Tuesday, July 20, 2010

Links-a-go-go: The Paranoid style found in a strange place; far-right worldview v. GOP street sense

Two links worth checking out from yesterday if you missed them that got me thinking:

Ross Douthat argued that working-class white kids from the flyover states not getting into Ivy League colleges breeds the kind of paranoia that fuels right-wing conspiracy theories about Obama's heritage, socialist takeovers, open borders, etc. 

He makes a pretty fair point that:
Among the highly educated and liberal, meanwhile, the lack of contact with rural, working-class America generates all sorts of wild anxieties about what’s being plotted in the heartland. In the Bush years, liberals fretted about a looming evangelical theocracy. In the age of the Tea Parties, they see crypto-Klansmen and budding Timothy McVeighs everywhere they look.
 But I would venture that there are plenty of highly-educated, elite conservatives (perhaps employed by the New York Times) who have little contact with those same rural, working-class volk resentful of being left off the East Coast meritocratic escalator. Taking up the cause -- a perfectly noble one, I agree -- of a couple of hundred kids shut out of Harvard or Princeton seems like an elaborate way to do what Douthat really wants to do, which is disavow the worldview of the right fringe of the conservative movement as a product of psychological reactions. Condescension is not exclusive intellectual property of liberals.

Over at the New Republic, Jonathan Chait provides a really interesting examination of the tension between the tactical and ideological parts of the GOP brain during this election cycle. It's a great question he's asking: why is the Republican Party choosing far-right candidates and making elections unwinnable rather than running garden-variety conservatives and cleaning Democrats' clocks. Maybe someday we'll get the definitive insider story of the battle between the GOP establishment and the Tea Party fringe - Chait's analysis should suffice for now.

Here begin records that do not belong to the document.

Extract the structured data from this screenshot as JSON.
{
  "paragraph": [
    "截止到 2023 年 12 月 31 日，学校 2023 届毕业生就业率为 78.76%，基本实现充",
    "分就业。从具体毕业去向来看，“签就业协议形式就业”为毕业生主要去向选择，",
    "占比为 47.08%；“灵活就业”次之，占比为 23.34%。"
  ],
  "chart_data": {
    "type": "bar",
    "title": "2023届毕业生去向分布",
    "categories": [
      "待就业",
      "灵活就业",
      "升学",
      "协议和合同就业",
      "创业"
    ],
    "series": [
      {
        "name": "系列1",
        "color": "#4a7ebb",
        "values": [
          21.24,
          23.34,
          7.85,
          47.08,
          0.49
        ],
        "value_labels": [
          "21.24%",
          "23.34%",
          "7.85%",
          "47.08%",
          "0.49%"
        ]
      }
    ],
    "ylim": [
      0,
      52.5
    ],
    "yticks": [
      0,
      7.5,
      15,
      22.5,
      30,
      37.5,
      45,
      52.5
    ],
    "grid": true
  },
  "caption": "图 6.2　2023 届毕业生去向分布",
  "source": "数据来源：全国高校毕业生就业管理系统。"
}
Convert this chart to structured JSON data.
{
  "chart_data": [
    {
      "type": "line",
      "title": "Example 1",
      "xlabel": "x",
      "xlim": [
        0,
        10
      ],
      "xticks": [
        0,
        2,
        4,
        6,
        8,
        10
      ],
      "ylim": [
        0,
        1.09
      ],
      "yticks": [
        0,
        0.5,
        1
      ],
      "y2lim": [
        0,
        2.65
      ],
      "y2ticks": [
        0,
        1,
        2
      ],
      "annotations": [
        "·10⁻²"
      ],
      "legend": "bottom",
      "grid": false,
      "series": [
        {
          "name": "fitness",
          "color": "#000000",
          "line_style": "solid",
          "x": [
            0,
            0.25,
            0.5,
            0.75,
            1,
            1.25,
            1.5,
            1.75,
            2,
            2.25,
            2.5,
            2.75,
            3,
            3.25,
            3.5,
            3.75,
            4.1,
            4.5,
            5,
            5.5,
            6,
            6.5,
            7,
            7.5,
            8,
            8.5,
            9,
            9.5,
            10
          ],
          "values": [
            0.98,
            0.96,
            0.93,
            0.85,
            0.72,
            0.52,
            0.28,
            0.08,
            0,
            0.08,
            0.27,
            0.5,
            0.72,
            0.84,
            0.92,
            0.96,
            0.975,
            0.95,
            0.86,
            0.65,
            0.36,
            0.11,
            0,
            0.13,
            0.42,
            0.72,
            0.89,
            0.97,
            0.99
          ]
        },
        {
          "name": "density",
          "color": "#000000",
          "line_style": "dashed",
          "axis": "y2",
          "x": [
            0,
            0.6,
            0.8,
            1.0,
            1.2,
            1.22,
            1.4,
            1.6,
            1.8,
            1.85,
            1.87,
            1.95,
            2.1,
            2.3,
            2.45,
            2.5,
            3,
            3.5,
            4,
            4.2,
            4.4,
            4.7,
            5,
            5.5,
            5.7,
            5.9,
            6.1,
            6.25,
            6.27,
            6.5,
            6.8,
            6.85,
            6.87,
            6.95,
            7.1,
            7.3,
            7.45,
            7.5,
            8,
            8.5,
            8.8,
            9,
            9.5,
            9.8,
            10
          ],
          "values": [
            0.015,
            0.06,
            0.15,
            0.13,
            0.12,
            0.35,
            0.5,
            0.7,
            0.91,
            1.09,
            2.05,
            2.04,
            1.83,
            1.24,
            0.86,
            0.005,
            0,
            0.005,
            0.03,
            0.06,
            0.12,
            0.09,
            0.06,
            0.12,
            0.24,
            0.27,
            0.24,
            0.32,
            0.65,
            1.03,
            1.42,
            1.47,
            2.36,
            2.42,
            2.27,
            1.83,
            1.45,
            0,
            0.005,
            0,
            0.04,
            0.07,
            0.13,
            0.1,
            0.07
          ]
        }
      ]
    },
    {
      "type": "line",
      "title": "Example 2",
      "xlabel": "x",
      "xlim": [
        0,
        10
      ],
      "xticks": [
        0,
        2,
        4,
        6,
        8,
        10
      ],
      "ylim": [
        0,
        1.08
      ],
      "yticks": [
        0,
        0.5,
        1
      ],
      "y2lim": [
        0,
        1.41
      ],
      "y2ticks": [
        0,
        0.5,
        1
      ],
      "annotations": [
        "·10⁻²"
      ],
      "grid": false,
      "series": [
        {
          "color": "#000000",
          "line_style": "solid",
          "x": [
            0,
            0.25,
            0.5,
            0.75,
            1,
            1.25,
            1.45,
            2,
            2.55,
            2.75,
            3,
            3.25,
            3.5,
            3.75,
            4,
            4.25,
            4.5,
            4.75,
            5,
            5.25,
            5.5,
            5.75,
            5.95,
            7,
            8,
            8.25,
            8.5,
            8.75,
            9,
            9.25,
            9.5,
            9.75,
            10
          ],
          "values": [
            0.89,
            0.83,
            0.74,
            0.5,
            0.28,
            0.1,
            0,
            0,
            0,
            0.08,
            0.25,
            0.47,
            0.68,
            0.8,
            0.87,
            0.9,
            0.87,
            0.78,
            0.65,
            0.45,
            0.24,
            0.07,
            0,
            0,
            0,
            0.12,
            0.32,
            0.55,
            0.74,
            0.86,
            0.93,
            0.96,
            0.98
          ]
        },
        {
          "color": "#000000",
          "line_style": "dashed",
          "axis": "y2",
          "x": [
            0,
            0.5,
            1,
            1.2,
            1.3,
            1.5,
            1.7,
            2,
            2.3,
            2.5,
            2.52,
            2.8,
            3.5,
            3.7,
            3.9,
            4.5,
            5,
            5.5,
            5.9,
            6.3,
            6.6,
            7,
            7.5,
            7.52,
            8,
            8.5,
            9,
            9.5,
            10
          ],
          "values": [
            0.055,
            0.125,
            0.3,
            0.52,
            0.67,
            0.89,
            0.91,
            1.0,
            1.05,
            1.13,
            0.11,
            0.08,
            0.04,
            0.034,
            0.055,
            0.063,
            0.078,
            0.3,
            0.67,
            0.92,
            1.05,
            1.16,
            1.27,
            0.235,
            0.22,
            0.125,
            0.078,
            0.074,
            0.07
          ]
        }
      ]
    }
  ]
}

One thing that stuck out to me in the context of my blog that he wrote: "Obviously the conservative movement is intoxicated with hubris right now. Part of this hubris is their belief that the American people are truly and deeply on their side and that the last two elections were either a fluke or the product of a GOP that was too centrist." Bingo. But isn't that hubris connected to a larger worldview about who the "American people" really are and what their historical destiny is? Since the primary system we have can exaggerate the influence of ideologically-driven groups, cracking the mind of the ideological radical seems the key to understanding GOP2010.